Tuck’s eyes narrowed. “There’s a witness?”

“A reliable one. An upstanding citizen, Tuck, clean as a whistle.”

“Does Lowicki know?”

“We’re not sure. He didn’t do it alone, Tuck. We think the other man the witness saw was Gil Spencer. Anyway, the witness’s car was parked on the street in plain sight, and Spencer and Lowicki might be lowlifes, but they’re not completely stupid.”

Tuck turned his head and laughed sardonically. “Thought you mentioned a cushy job. Better get my hearing checked.”

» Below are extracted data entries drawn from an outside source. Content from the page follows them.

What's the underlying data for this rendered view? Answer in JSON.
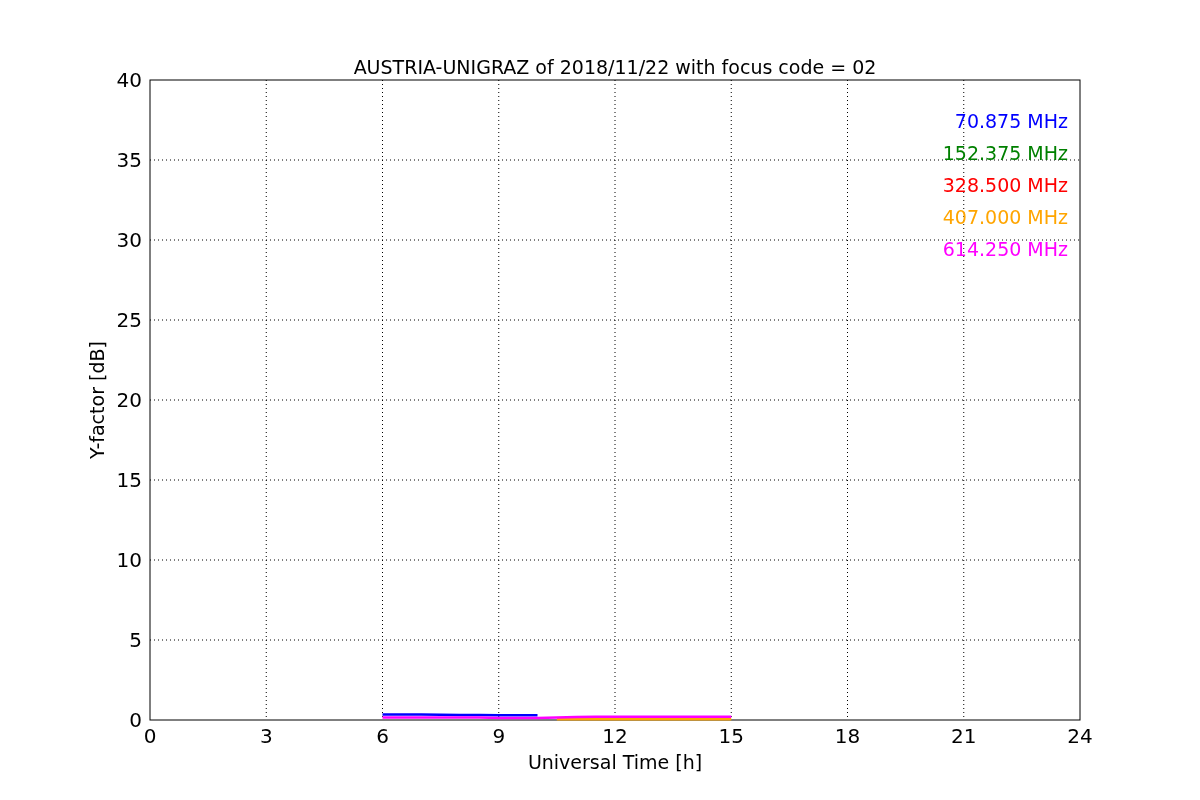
{
  "chart_data": {
    "type": "line",
    "title": "AUSTRIA-UNIGRAZ of 2018/11/22 with focus code = 02",
    "xlabel": "Universal Time [h]",
    "ylabel": "Y-factor [dB]",
    "grid": true,
    "x": [
      6,
      6.5,
      7,
      7.5,
      8,
      8.5,
      9,
      9.5,
      10,
      10.5,
      11,
      11.5,
      12,
      12.5,
      13,
      13.5,
      14,
      14.5,
      15
    ],
    "series": [
      {
        "name": "70.875 MHz",
        "color": "#0000ff",
        "values": [
          0.35,
          0.35,
          0.35,
          0.33,
          0.32,
          0.32,
          0.3,
          0.3,
          0.3,
          null,
          null,
          null,
          null,
          null,
          null,
          null,
          null,
          null,
          null
        ]
      },
      {
        "name": "152.375 MHz",
        "color": "#008000",
        "values": [
          null,
          null,
          null,
          null,
          null,
          null,
          null,
          null,
          null,
          null,
          null,
          null,
          null,
          null,
          null,
          null,
          null,
          null,
          null
        ]
      },
      {
        "name": "328.500 MHz",
        "color": "#ff0000",
        "values": [
          null,
          null,
          null,
          null,
          null,
          null,
          null,
          null,
          null,
          null,
          null,
          null,
          null,
          null,
          null,
          null,
          null,
          null,
          null
        ]
      },
      {
        "name": "407.000 MHz",
        "color": "#ffa500",
        "values": [
          null,
          null,
          null,
          null,
          null,
          null,
          null,
          null,
          null,
          0.05,
          0.05,
          0.05,
          0.05,
          0.05,
          0.05,
          0.05,
          0.05,
          0.05,
          0.05
        ]
      },
      {
        "name": "614.250 MHz",
        "color": "#ff00ff",
        "values": [
          0.15,
          0.15,
          0.15,
          0.15,
          0.15,
          0.15,
          0.12,
          0.12,
          0.12,
          0.15,
          0.18,
          0.2,
          0.2,
          0.2,
          0.2,
          0.2,
          0.2,
          0.2,
          0.2
        ]
      }
    ],
    "xlim": [
      0,
      24
    ],
    "ylim": [
      0,
      40
    ],
    "xticks": [
      0,
      3,
      6,
      9,
      12,
      15,
      18,
      21,
      24
    ],
    "yticks": [
      0,
      5,
      10,
      15,
      20,
      25,
      30,
      35,
      40
    ]
  }
}
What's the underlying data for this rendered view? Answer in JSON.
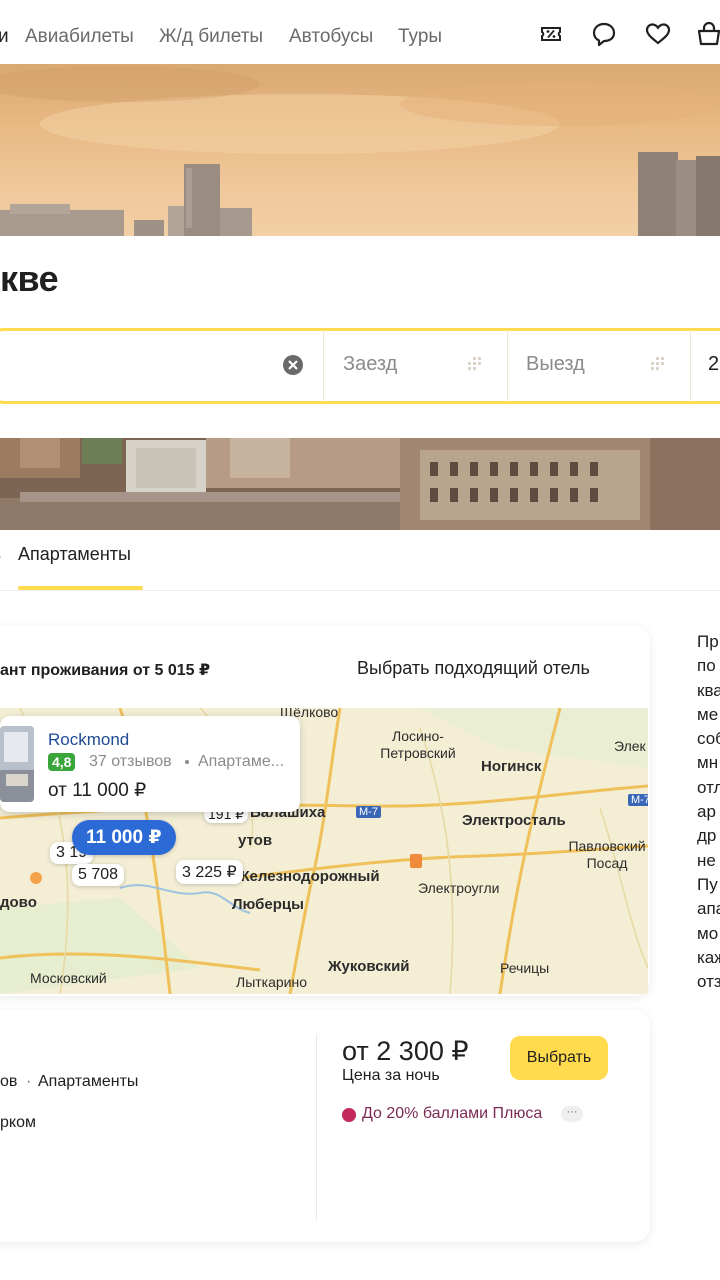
{
  "nav": {
    "items": [
      "и",
      "Авиабилеты",
      "Ж/д билеты",
      "Автобусы",
      "Туры"
    ],
    "icons": [
      "discount-icon",
      "chat-icon",
      "heart-icon",
      "cart-icon"
    ]
  },
  "page": {
    "title": "кве"
  },
  "search": {
    "checkin_placeholder": "Заезд",
    "checkout_placeholder": "Выезд",
    "guests_value": "2"
  },
  "tabs": {
    "active_label": "Апартаменты"
  },
  "map_card": {
    "min_price_label": "ант проживания от 5 015 ₽",
    "pick_hotel_link": "Выбрать подходящий отель",
    "places": [
      "Щёлково",
      "Лосино-Петровский",
      "Ногинск",
      "Элек",
      "Балашиха",
      "Электросталь",
      "Павловский Посад",
      "Железнодорожный",
      "Электроугли",
      "Люберцы",
      "Жуковский",
      "Московский",
      "Лыткарино",
      "Речицы",
      "утов",
      "дово"
    ],
    "highways": [
      "М-7",
      "М-7"
    ],
    "price_markers": [
      "11 000 ₽",
      "3 225 ₽",
      "3 19",
      "5 708",
      "191 ₽"
    ],
    "popup": {
      "hotel_name": "Rockmond",
      "rating": "4,8",
      "reviews": "37 отзывов",
      "type": "Апартаме...",
      "price": "от 11 000 ₽"
    }
  },
  "offer_card": {
    "meta_reviews": "ов",
    "meta_type": "Апартаменты",
    "meta_line2": "рком",
    "price": "от 2 300 ₽",
    "price_caption": "Цена за ночь",
    "select_button": "Выбрать",
    "plus_text": "До 20% баллами Плюса",
    "more_label": "···"
  },
  "side_text": [
    "Пр",
    "по",
    "ква",
    "ме",
    "соб",
    "мн",
    "отл",
    "ар",
    "др",
    "не",
    "Пу",
    "апа",
    "мо",
    "каж",
    "отз"
  ],
  "colors": {
    "accent": "#ffdb4d",
    "marker_active": "#2c6ad6",
    "rating_green": "#3aa53a",
    "link_blue": "#1f4a94",
    "plus": "#c4285d"
  }
}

Joe leaned forward. “Tuck, it will be cushy. We’re moving the witness to…well, I’ll tell you that if you get involved, but I guarantee you’d like the place. Look, all you’d have to do is keep the witness company. We’re really keeping the lid tight on this one. Only a few of our top people even know there is a witness, even fewer know what we’re planning to do. What do you say? It would be like a vacation with pay, and you wouldn’t use up your accumulated days. Afterward, if you still need more time away from the job, you can take it.”

“Why me?”

Joe cleared his throat while sitting back. “Because you’ve got a perfect excuse to disappear for an extended leave.” Joe hesitated before adding, “And you’re unencumbered, Tuck. There’s no one at home to ask questions.”

It wasn’t at all what he’d thought he might do with his free time. Actually, he didn’t know what he might do, but he sure hadn’t thought of anything like this.

“Can I think about it, Joe?”

Joe shook his head. “There’s no time. The witness will be ready to leave tonight.”

Tuck butted his cigarette, got up and went to a window. He stared out and absently watched traffic. “Can you tell me anything about it?”

“Not unless you agree. No one’s going to know anything unless they’re involved up to their eyeballs. We’re going to nail Lowicki this time, Tuck, but we don’t have a positive ID on the other guy. We need time to box him in, to prove that he was with Lowicki at 1:00 a.m. that night. The prosecutor’s office wants an airtight case before we haul them in. That’s what we’ll work on while you—or someone like you—takes care of the witness.”

Tuck mulled it over. Nick Lowicki was a snake. A drug dealer, a pimp, the sort of man the law enforcement community referred to as street scum. He’d made a bad mistake and there was a witness who could positively finger him. If the D.A. could build a case and put Gil Spencer away at the same time, the streets would be just a little bit cleaner.